# Jodhpurs and Breeches!



## Sarahandlola (Dec 16, 2010)

I love them! They are so comfortable to wear around the yard while working etc. I really don't know how people wear jeans. Especially when riding. I tried it once and could hardly get my legs over the horse XD Who else loves jodhpurs and breeches? What colours do you have? 

Mine are these colours..I have 4 pairs so far..

Cream










Navy










Black










And my favourite so far...Navy and blue! I only got these the other day and am wearing them for the first time like right now..They are soooo comfortable!!

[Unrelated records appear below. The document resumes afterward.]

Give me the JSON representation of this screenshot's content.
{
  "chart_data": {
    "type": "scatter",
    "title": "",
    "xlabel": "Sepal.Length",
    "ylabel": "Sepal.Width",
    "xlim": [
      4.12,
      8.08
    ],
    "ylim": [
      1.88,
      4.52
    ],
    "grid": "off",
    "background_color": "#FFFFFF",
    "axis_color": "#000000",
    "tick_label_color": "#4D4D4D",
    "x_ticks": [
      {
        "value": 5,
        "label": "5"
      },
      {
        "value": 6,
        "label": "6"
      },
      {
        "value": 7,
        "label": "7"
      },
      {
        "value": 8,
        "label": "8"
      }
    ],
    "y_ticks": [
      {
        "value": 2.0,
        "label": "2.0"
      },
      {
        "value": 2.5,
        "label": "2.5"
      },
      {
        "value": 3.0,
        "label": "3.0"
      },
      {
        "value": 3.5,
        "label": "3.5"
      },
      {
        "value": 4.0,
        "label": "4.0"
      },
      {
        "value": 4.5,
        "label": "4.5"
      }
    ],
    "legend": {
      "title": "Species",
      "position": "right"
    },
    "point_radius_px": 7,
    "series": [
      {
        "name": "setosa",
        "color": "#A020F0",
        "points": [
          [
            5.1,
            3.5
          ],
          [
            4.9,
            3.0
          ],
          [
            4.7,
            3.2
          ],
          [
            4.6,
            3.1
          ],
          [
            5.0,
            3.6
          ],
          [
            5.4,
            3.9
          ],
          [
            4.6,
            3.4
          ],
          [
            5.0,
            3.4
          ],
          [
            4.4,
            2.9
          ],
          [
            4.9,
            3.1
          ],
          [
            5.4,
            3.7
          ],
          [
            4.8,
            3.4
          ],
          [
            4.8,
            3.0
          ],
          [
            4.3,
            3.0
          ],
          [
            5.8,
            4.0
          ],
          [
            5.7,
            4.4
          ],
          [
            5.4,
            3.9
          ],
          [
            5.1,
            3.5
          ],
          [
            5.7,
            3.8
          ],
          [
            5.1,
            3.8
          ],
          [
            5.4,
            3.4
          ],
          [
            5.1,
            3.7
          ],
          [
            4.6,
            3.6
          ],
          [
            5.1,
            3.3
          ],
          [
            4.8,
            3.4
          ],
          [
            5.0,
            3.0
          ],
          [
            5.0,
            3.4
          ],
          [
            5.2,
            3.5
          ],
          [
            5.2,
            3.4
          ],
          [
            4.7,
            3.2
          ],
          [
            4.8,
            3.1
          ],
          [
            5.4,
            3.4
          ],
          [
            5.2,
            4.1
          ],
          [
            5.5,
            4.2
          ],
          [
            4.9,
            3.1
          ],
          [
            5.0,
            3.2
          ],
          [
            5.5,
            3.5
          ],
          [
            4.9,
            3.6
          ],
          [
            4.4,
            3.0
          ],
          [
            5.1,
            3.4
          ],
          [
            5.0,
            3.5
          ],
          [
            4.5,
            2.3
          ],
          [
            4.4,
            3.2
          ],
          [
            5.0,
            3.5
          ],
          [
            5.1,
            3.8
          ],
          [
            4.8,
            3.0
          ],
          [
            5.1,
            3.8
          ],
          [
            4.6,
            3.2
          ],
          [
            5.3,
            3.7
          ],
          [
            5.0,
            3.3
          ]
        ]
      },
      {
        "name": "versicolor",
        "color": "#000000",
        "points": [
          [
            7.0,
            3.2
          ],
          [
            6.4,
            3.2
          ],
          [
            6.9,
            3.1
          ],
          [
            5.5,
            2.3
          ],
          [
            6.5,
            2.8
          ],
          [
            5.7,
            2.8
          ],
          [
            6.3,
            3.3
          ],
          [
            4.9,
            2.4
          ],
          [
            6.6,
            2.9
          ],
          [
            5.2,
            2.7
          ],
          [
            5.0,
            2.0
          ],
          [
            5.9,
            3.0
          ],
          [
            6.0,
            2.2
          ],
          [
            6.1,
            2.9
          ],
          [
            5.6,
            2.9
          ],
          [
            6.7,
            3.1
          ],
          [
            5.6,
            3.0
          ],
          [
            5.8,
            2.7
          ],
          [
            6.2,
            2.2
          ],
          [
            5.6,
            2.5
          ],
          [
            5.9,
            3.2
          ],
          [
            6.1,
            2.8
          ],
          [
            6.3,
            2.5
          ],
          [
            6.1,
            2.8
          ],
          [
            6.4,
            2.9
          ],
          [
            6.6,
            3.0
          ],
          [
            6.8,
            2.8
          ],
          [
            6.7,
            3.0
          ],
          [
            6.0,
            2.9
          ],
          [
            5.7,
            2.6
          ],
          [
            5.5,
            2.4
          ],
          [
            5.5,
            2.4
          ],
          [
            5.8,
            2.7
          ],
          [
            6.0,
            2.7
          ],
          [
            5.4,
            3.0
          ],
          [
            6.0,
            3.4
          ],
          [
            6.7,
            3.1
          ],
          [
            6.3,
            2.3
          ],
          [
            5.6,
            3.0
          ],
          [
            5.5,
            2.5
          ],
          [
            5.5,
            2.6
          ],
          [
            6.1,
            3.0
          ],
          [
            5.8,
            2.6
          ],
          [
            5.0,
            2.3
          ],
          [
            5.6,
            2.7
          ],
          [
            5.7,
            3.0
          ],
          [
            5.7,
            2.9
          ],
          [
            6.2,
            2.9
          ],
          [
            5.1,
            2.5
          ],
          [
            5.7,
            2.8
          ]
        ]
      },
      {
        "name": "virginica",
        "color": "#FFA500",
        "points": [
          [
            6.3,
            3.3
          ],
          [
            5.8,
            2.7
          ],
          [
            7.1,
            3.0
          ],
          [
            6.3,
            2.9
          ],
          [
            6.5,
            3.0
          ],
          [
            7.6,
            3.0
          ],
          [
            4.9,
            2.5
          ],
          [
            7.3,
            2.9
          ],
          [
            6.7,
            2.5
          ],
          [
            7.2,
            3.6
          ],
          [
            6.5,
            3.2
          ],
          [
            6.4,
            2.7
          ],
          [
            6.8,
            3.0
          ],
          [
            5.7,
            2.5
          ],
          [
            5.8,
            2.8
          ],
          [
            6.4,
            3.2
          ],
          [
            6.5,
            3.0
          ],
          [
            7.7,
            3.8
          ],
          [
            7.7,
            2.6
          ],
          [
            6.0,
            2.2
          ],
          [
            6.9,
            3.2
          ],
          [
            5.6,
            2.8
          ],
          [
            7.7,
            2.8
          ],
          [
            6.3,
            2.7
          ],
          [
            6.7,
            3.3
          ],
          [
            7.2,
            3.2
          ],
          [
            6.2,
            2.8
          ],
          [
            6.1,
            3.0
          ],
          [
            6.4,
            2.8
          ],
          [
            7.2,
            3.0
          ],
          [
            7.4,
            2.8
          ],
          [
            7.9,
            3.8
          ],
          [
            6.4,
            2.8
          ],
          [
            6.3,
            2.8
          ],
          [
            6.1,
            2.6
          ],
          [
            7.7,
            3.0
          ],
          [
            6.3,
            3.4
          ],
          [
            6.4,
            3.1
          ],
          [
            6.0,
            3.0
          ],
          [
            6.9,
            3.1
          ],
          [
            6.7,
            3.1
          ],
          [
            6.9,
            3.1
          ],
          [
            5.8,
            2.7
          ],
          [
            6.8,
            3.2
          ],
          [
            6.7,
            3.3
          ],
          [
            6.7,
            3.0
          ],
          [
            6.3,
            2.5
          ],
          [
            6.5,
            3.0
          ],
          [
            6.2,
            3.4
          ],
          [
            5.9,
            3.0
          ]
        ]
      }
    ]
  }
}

And because I am so small ( Grrrrr ) I can get kids sizes so they are cheaper =p But yes I do hate being small =/


----------



## Poseidon (Oct 1, 2010)

I ride western, so I live in jeans. I was also just explained the difference between the two a couple days ago by Speed Racer.

What do they feel like? I've only ever see pictures of them. I imagine them feeling like yoga pants.I was also just explained the difference between the two a couple days ago by Speed Racer.


----------



## Sarahandlola (Dec 16, 2010)

They are really comfortable! Well once you get a pair that actually fit =/ My black ones do not go the whole way up my legs ( They kinda hang down at the groin area) and they can be so annoying! But the rest are so nice! It is so easy to move in them etc. They are soft enough too.


----------



## Poseidon (Oct 1, 2010)

I feel like I would only like them to lounge around in rather than riding. I feel awkward riding in anything but jeans.


----------



## trynottofall (Feb 23, 2011)

I love them...but I can never find a pair that fit well..so far I only have one pair that fits OK but one is getting ordered soon because it is on sale for 18 at dover..not sure if that will lower the quality or not but they look pretty nice...I hate having to ride in my show breeches and getting them all stained (my horse is not the cleanest). I miss my kerrits :'(


----------



## Lonannuniel (Jun 13, 2008)

I love them! although the full seat ones seem to stretch out...and look a bit less than attractive =.="" but I've got white, black, tan, and plaid/striped dark blue / gray ones. the plaid ones, my original favorite, are the ones that got stretched...*sigh*


----------